In presenting the figure as isolated between two vast blocks, Untitled 10 emphasizes the lack of escape, providing a metaphor for life in the West Bank and Gaza Strip, both of which are surrounded by Israeli-built walls.

“This series was made in response to the Wall in Palestine,” explained Tarek, “I found it absurd that it was characterized or labeled as a “Defense Barrier” rather than a device to demarcate territory. It seems to me that the construction of the wall is an act of aggression rather than a means of defense.”

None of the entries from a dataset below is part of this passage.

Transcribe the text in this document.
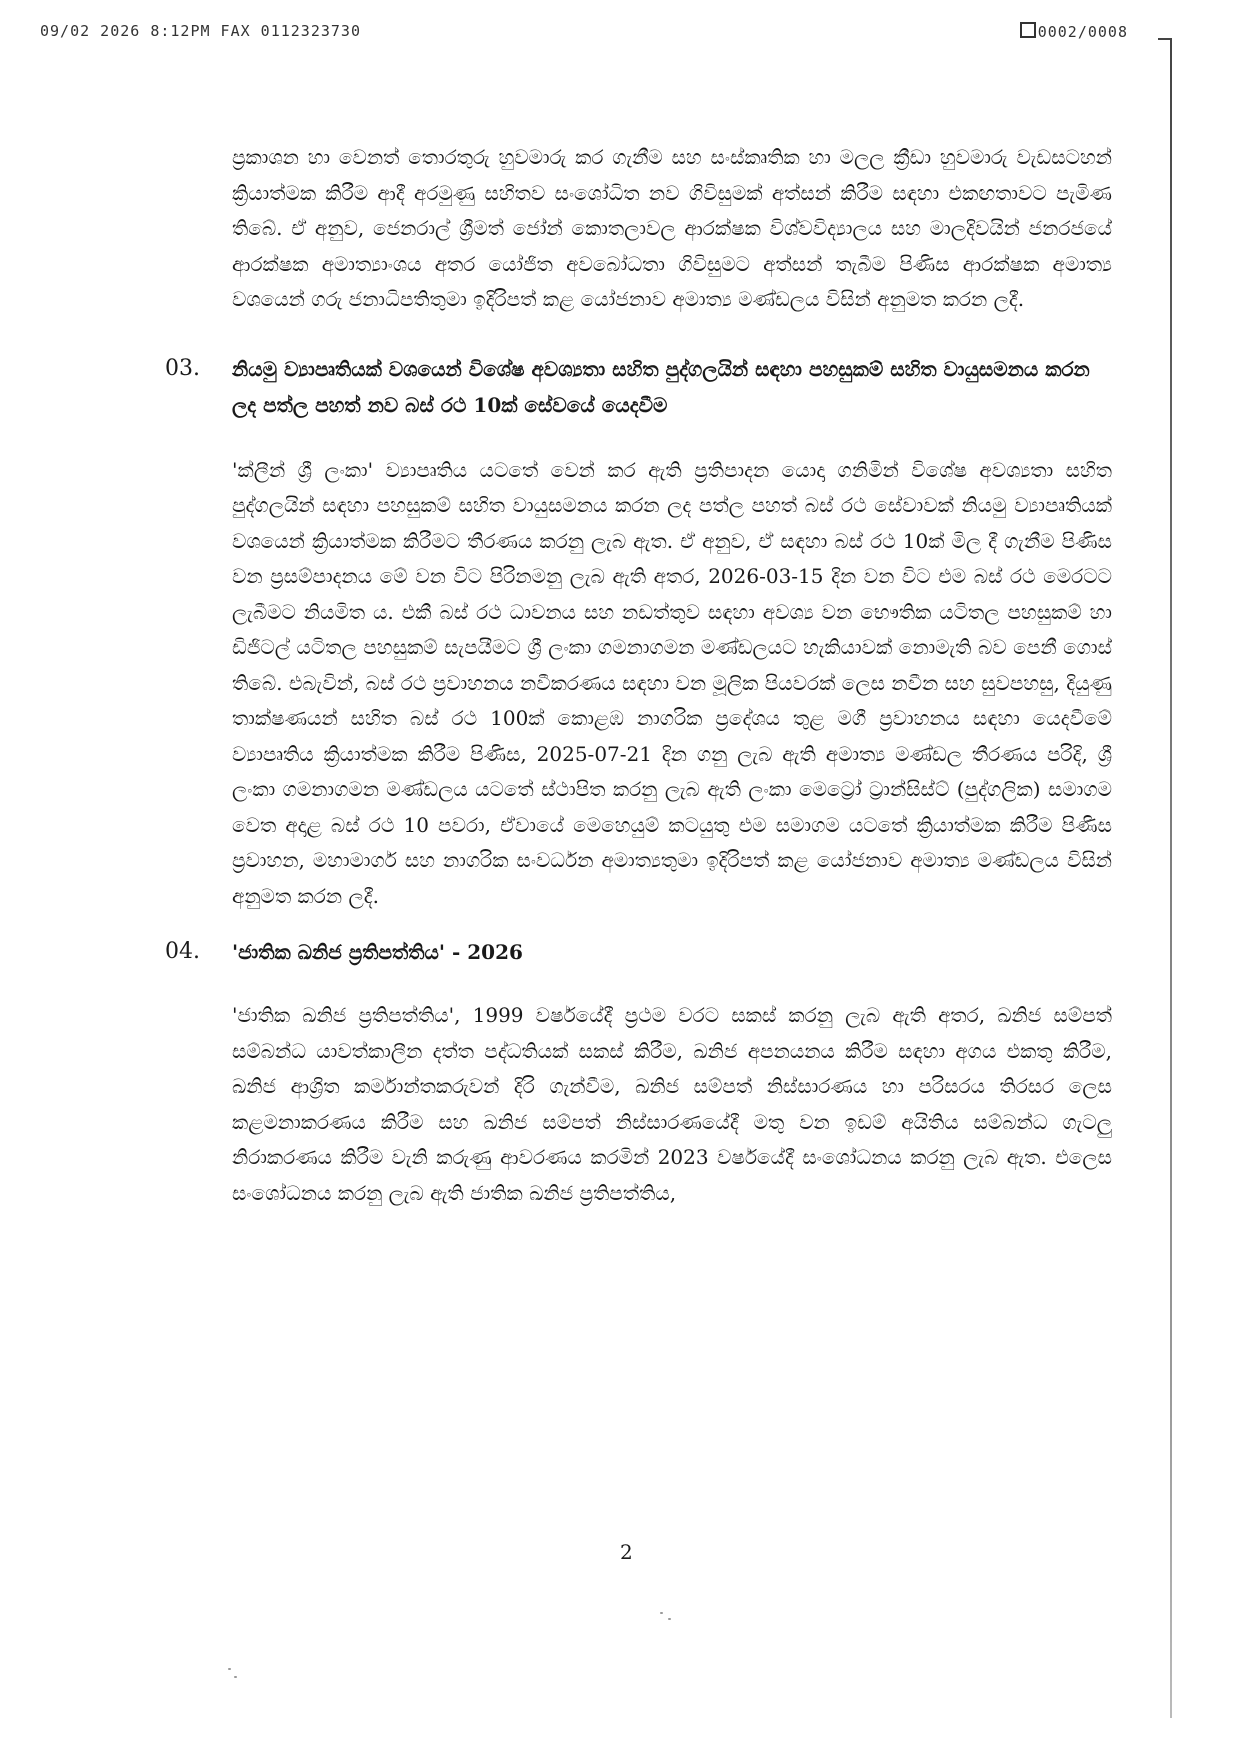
09/02 2026 8:12PM FAX 0112323730	0002/0008

ප්‍රකාශන හා වෙනත් තොරතුරු හුවමාරු කර ගැනීම සහ සංස්කෘතික හා මලල ක්‍රීඩා හුවමාරු වැඩසටහන් ක්‍රියාත්මක කිරීම ආදී අරමුණු සහිතව සංශෝධිත නව ගිවිසුමක් අත්සන් කිරීම සඳහා එකඟතාවට පැමිණ තිබේ. ඒ අනුව, ජෙනරාල් ශ්‍රීමත් ජෝන් කොතලාවල ආරක්ෂක විශ්වවිද්‍යාලය සහ මාලදිවයින් ජනරජයේ ආරක්ෂක අමාත්‍යාංශය අතර යෝජිත අවබෝධතා ගිවිසුමට අත්සන් තැබීම පිණිස ආරක්ෂක අමාත්‍ය වශයෙන් ගරු ජනාධිපතිතුමා ඉදිරිපත් කළ යෝජනාව අමාත්‍ය මණ්ඩලය විසින් අනුමත කරන ලදී.

03. නියමු ව්‍යාපෘතියක් වශයෙන් විශේෂ අවශ්‍යතා සහිත පුද්ගලයින් සඳහා පහසුකම් සහිත වායුසමනය කරන ලද පත්ල පහත් නව බස් රථ 10ක් සේවයේ යෙදවීම

'ක්ලීන් ශ්‍රී ලංකා' ව්‍යාපෘතිය යටතේ වෙන් කර ඇති ප්‍රතිපාදන යොදා ගනිමින් විශේෂ අවශ්‍යතා සහිත පුද්ගලයින් සඳහා පහසුකම් සහිත වායුසමනය කරන ලද පත්ල පහත් බස් රථ සේවාවක් නියමු ව්‍යාපෘතියක් වශයෙන් ක්‍රියාත්මක කිරීමට තීරණය කරනු ලැබ ඇත. ඒ අනුව, ඒ සඳහා බස් රථ 10ක් මිල දී ගැනීම පිණිස වන ප්‍රසම්පාදනය මේ වන විට පිරිනමනු ලැබ ඇති අතර, 2026-03-15 දින වන විට එම බස් රථ මෙරටට ලැබීමට නියමිත ය. එකී බස් රථ ධාවනය සහ නඩත්තුව සඳහා අවශ්‍ය වන භෞතික යටිතල පහසුකම් හා ඩිජිටල් යටිතල පහසුකම් සැපයීමට ශ්‍රී ලංකා ගමනාගමන මණ්ඩලයට හැකියාවක් නොමැති බව පෙනී ගොස් තිබේ. එබැවින්, බස් රථ ප්‍රවාහනය නවීකරණය සඳහා වන මූලික පියවරක් ලෙස නවීන සහ සුවපහසු, දියුණු තාක්ෂණයන් සහිත බස් රථ 100ක් කොළඹ නාගරික ප්‍රදේශය තුළ මගී ප්‍රවාහනය සඳහා යෙදවීමේ ව්‍යාපෘතිය ක්‍රියාත්මක කිරීම පිණිස, 2025-07-21 දින ගනු ලැබ ඇති අමාත්‍ය මණ්ඩල තීරණය පරිදි, ශ්‍රී ලංකා ගමනාගමන මණ්ඩලය යටතේ ස්ථාපිත කරනු ලැබ ඇති ලංකා මෙට්‍රෝ ට්‍රාන්සිස්ට් (පුද්ගලික) සමාගම වෙත අදාළ බස් රථ 10 පවරා, ඒවායේ මෙහෙයුම් කටයුතු එම සමාගම යටතේ ක්‍රියාත්මක කිරීම පිණිස ප්‍රවාහන, මහාමාර්ග සහ නාගරික සංවර්ධන අමාත්‍යතුමා ඉදිරිපත් කළ යෝජනාව අමාත්‍ය මණ්ඩලය විසින් අනුමත කරන ලදී.

04. 'ජාතික ඛනිජ ප්‍රතිපත්තිය' - 2026

'ජාතික ඛනිජ ප්‍රතිපත්තිය', 1999 වර්ෂයේදී ප්‍රථම වරට සකස් කරනු ලැබ ඇති අතර, ඛනිජ සම්පත් සම්බන්ධ යාවත්කාලීන දත්ත පද්ධතියක් සකස් කිරීම, ඛනිජ අපනයනය කිරීම සඳහා අගය එකතු කිරීම, ඛනිජ ආශ්‍රිත කර්මාන්තකරුවන් දිරි ගැන්වීම, ඛනිජ සම්පත් නිස්සාරණය හා පරිසරය තිරසර ලෙස කළමනාකරණය කිරීම සහ ඛනිජ සම්පත් නිස්සාරණයේදී මතු වන ඉඩම් අයිතිය සම්බන්ධ ගැටලු නිරාකරණය කිරීම වැනි කරුණු ආවරණය කරමින් 2023 වර්ෂයේදී සංශෝධනය කරනු ලැබ ඇත. එලෙස සංශෝධනය කරනු ලැබ ඇති ජාතික ඛනිජ ප්‍රතිපත්තිය,

2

Not wanting to be labeled as a Kuwaiti, Palestinian, or Arab artist, but rather wanting to just simply be an artist, Tarek believes that issues of national identity are not necessarily relevant to artistic work. With a Kuwaiti passport and Palestinian heritage, identity is not static for Tarek. The questions the artist asks through his work echo those of most people from the Arab world. His audiences, of course, bring their own interpretations to his pieces.

For his next project, Tarek will be participating in the Venice Biennale, representing Kuwait. There, he will present a portion of his new body of work titled the K Files, which is still in progress.

The series tracks his personal encounters with sites significant to Kuwait’s history. It will be shown in collaboration with the sculptor Sami Mohammad under the title of National Works and will ‘disassemble symbols of grandeur in glorious times.’  After Venice, Tarek will travel back to the Middle East where his work will be exhibited at The Third Line gallery in Dubai.

When I asked the artists how they felt about being covered by the press and being written about, Tarek responded: “I do not consider myself as a spokesperson nor an authority on the Palestinian cause, yet several press people have approached me for interviews in that way.”

Nervously and naïvely I asked them what they would like me to say about them in my article. Tarek looked to Jeffar and Jeffar looked to me, “Something cool,” he said.